Harrison Fisher's sophisticated young beauties graced the majority of covers of Cosmopolitan between 1912 and 1934. This image of a well-dressed woman in evening clothes was one of the last works he completed and was published a few months after his death in January 1934. His "Fisher Girl" became a notable rival to the Gibson Girl and the Christy Girl.

Harrison Fisher (1875-1934)
Young woman holding a rose, ca. 1934
Cover of Hearst's International
combined with Cosmopolitan, April 1934 (19)
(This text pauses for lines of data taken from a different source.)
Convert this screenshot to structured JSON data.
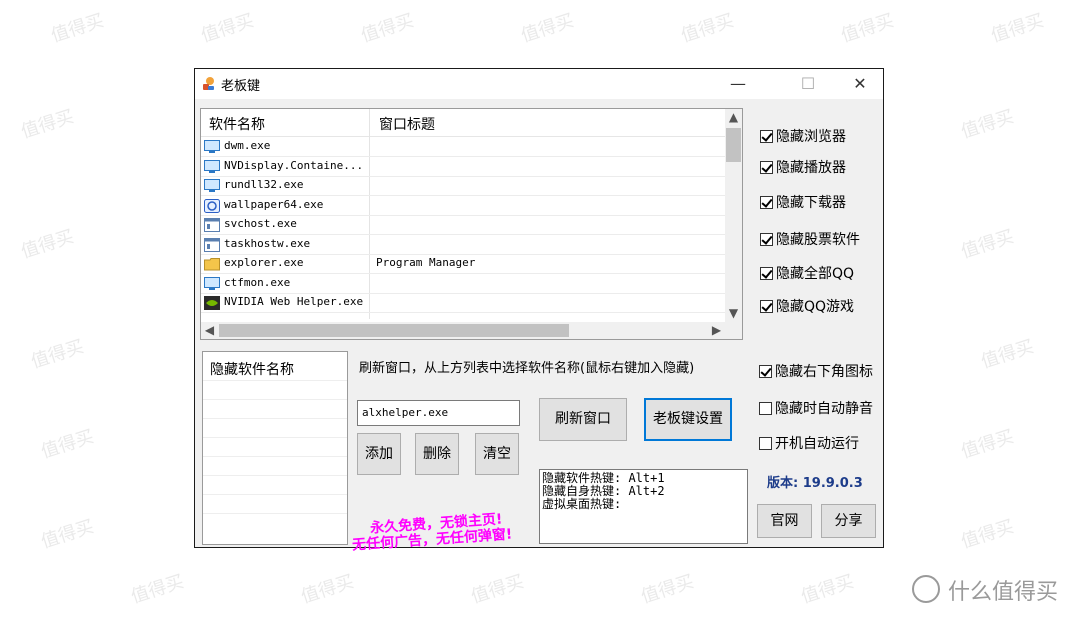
{
  "window": {
    "title": "老板键",
    "min_glyph": "—",
    "max_glyph": "☐",
    "close_glyph": "✕"
  },
  "process_list": {
    "columns": [
      "软件名称",
      "窗口标题"
    ],
    "rows": [
      {
        "name": "dwm.exe",
        "title": "",
        "icon": "monitor-icon"
      },
      {
        "name": "NVDisplay.Containe...",
        "title": "",
        "icon": "monitor-icon"
      },
      {
        "name": "rundll32.exe",
        "title": "",
        "icon": "monitor-icon"
      },
      {
        "name": "wallpaper64.exe",
        "title": "",
        "icon": "wallpaper-app-icon"
      },
      {
        "name": "svchost.exe",
        "title": "",
        "icon": "window-app-icon"
      },
      {
        "name": "taskhostw.exe",
        "title": "",
        "icon": "window-app-icon"
      },
      {
        "name": "explorer.exe",
        "title": "Program Manager",
        "icon": "folder-icon"
      },
      {
        "name": "ctfmon.exe",
        "title": "",
        "icon": "monitor-icon"
      },
      {
        "name": "NVIDIA Web Helper.exe",
        "title": "",
        "icon": "nvidia-icon"
      }
    ]
  },
  "options_top": [
    {
      "label": "隐藏浏览器",
      "checked": true
    },
    {
      "label": "隐藏播放器",
      "checked": true
    },
    {
      "label": "隐藏下载器",
      "checked": true
    },
    {
      "label": "隐藏股票软件",
      "checked": true
    },
    {
      "label": "隐藏全部QQ",
      "checked": true
    },
    {
      "label": "隐藏QQ游戏",
      "checked": true
    }
  ],
  "options_bottom": [
    {
      "label": "隐藏右下角图标",
      "checked": true
    },
    {
      "label": "隐藏时自动静音",
      "checked": false
    },
    {
      "label": "开机自动运行",
      "checked": false
    }
  ],
  "hidden_list": {
    "header": "隐藏软件名称"
  },
  "instructions": "刷新窗口，从上方列表中选择软件名称(鼠标右键加入隐藏)",
  "input": {
    "value": "alxhelper.exe"
  },
  "buttons": {
    "add": "添加",
    "delete": "删除",
    "clear": "清空",
    "refresh": "刷新窗口",
    "settings": "老板键设置",
    "official_site": "官网",
    "share": "分享"
  },
  "hotkeys": {
    "line1": "隐藏软件热键: Alt+1",
    "line2": "隐藏自身热键: Alt+2",
    "line3": "虚拟桌面热键:"
  },
  "promo": {
    "line1": "永久免费，无锁主页!",
    "line2": "无任何广告，无任何弹窗!"
  },
  "version": "版本: 19.9.0.3",
  "watermark": {
    "text": "值得买",
    "brand": "什么值得买"
  }
}
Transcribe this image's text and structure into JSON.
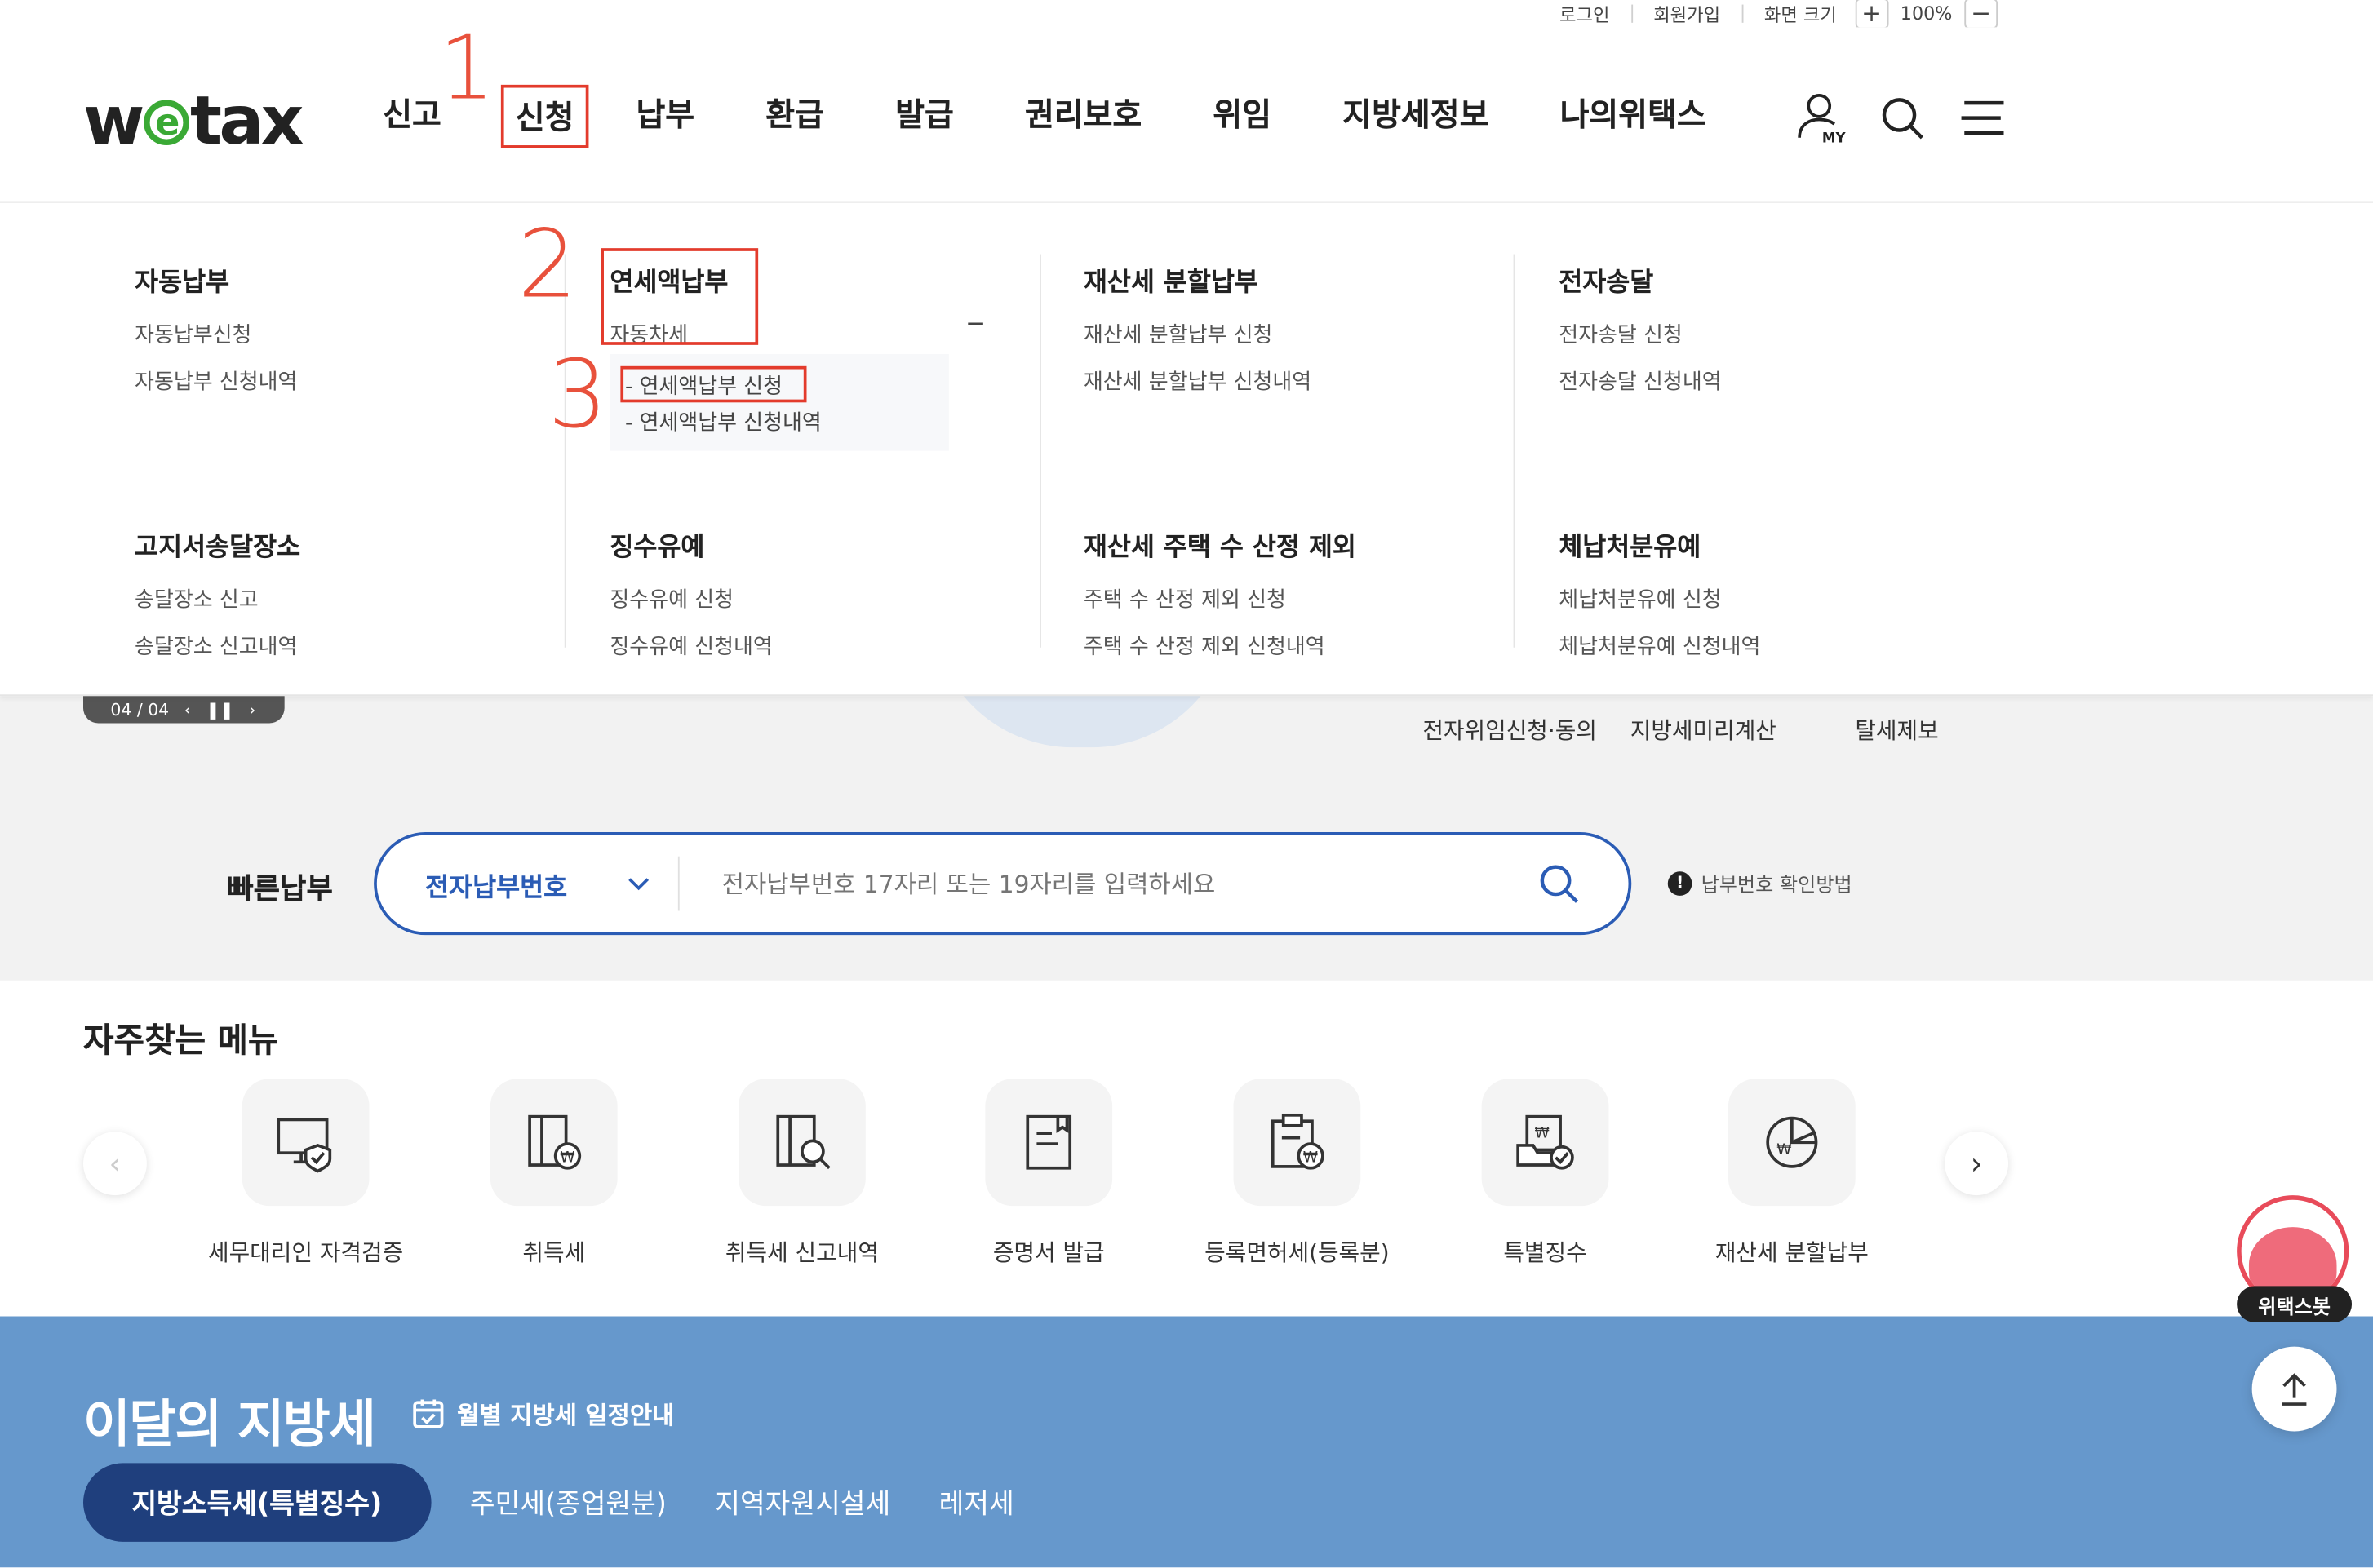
{
  "util": {
    "login": "로그인",
    "signup": "회원가입",
    "zoom_label": "화면 크기",
    "zoom_in": "+",
    "zoom_value": "100%",
    "zoom_out": "−"
  },
  "header": {
    "logo_pre": "w",
    "logo_e": "e",
    "logo_post": "tax",
    "gnb": [
      "신고",
      "신청",
      "납부",
      "환급",
      "발급",
      "권리보호",
      "위임",
      "지방세정보",
      "나의위택스"
    ],
    "my_label": "MY"
  },
  "annotations": {
    "n1": "1",
    "n2": "2",
    "n3": "3"
  },
  "mega": {
    "auto_pay": {
      "title": "자동납부",
      "items": [
        "자동납부신청",
        "자동납부 신청내역"
      ]
    },
    "annual": {
      "title": "연세액납부",
      "item": "자동차세",
      "toggle": "−",
      "sub": [
        "- 연세액납부 신청",
        "- 연세액납부 신청내역"
      ]
    },
    "property_split": {
      "title": "재산세 분할납부",
      "items": [
        "재산세 분할납부 신청",
        "재산세 분할납부 신청내역"
      ]
    },
    "e_delivery": {
      "title": "전자송달",
      "items": [
        "전자송달 신청",
        "전자송달 신청내역"
      ]
    },
    "notice_place": {
      "title": "고지서송달장소",
      "items": [
        "송달장소 신고",
        "송달장소 신고내역"
      ]
    },
    "deferral": {
      "title": "징수유예",
      "items": [
        "징수유예 신청",
        "징수유예 신청내역"
      ]
    },
    "house_exclude": {
      "title": "재산세 주택 수 산정 제외",
      "items": [
        "주택 수 산정 제외 신청",
        "주택 수 산정 제외 신청내역"
      ]
    },
    "arrears": {
      "title": "체납처분유예",
      "items": [
        "체납처분유예 신청",
        "체납처분유예 신청내역"
      ]
    }
  },
  "hero": {
    "slider_counter": "04 / 04",
    "links": [
      "전자위임신청·동의",
      "지방세미리계산",
      "탈세제보"
    ]
  },
  "quickpay": {
    "label": "빠른납부",
    "select_value": "전자납부번호",
    "placeholder": "전자납부번호 17자리 또는 19자리를 입력하세요",
    "help": "납부번호 확인방법"
  },
  "frequent": {
    "title": "자주찾는 메뉴",
    "items": [
      "세무대리인 자격검증",
      "취득세",
      "취득세 신고내역",
      "증명서 발급",
      "등록면허세(등록분)",
      "특별징수",
      "재산세 분할납부"
    ]
  },
  "chatbot": {
    "label": "위택스봇"
  },
  "monthly": {
    "title": "이달의 지방세",
    "schedule_link": "월별 지방세 일정안내",
    "tabs": [
      "지방소득세(특별징수)",
      "주민세(종업원분)",
      "지역자원시설세",
      "레저세"
    ]
  },
  "colors": {
    "brand_green": "#3aa935",
    "accent_blue": "#2b5cb5",
    "annotation_red": "#e33b2c",
    "section_blue": "#6698cc",
    "tab_active": "#1f3f7d"
  }
}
Howard Chandler Christy (1873-1952)
Young woman holding skates, ca. 1924
Cover of Motor, February 1924 (20)

Among the best known of "pretty girl" illustrators, Howard Chandler Christy was considered so knowledgeable about beautiful women that he was chosen to be the sole judge of the first Miss America contest, held in 1921. Christy first won notice when drawings he made while he accompanied U.S. troops to Cuba during the Spanish-American War were published in Scribners and Leslie's Weekly. Not long after, he concentrated on drawings of beautiful women that were published in McClure's and other magazines, and the "Christy Girl" came to rival the Gibson Girl and Fisher Girl.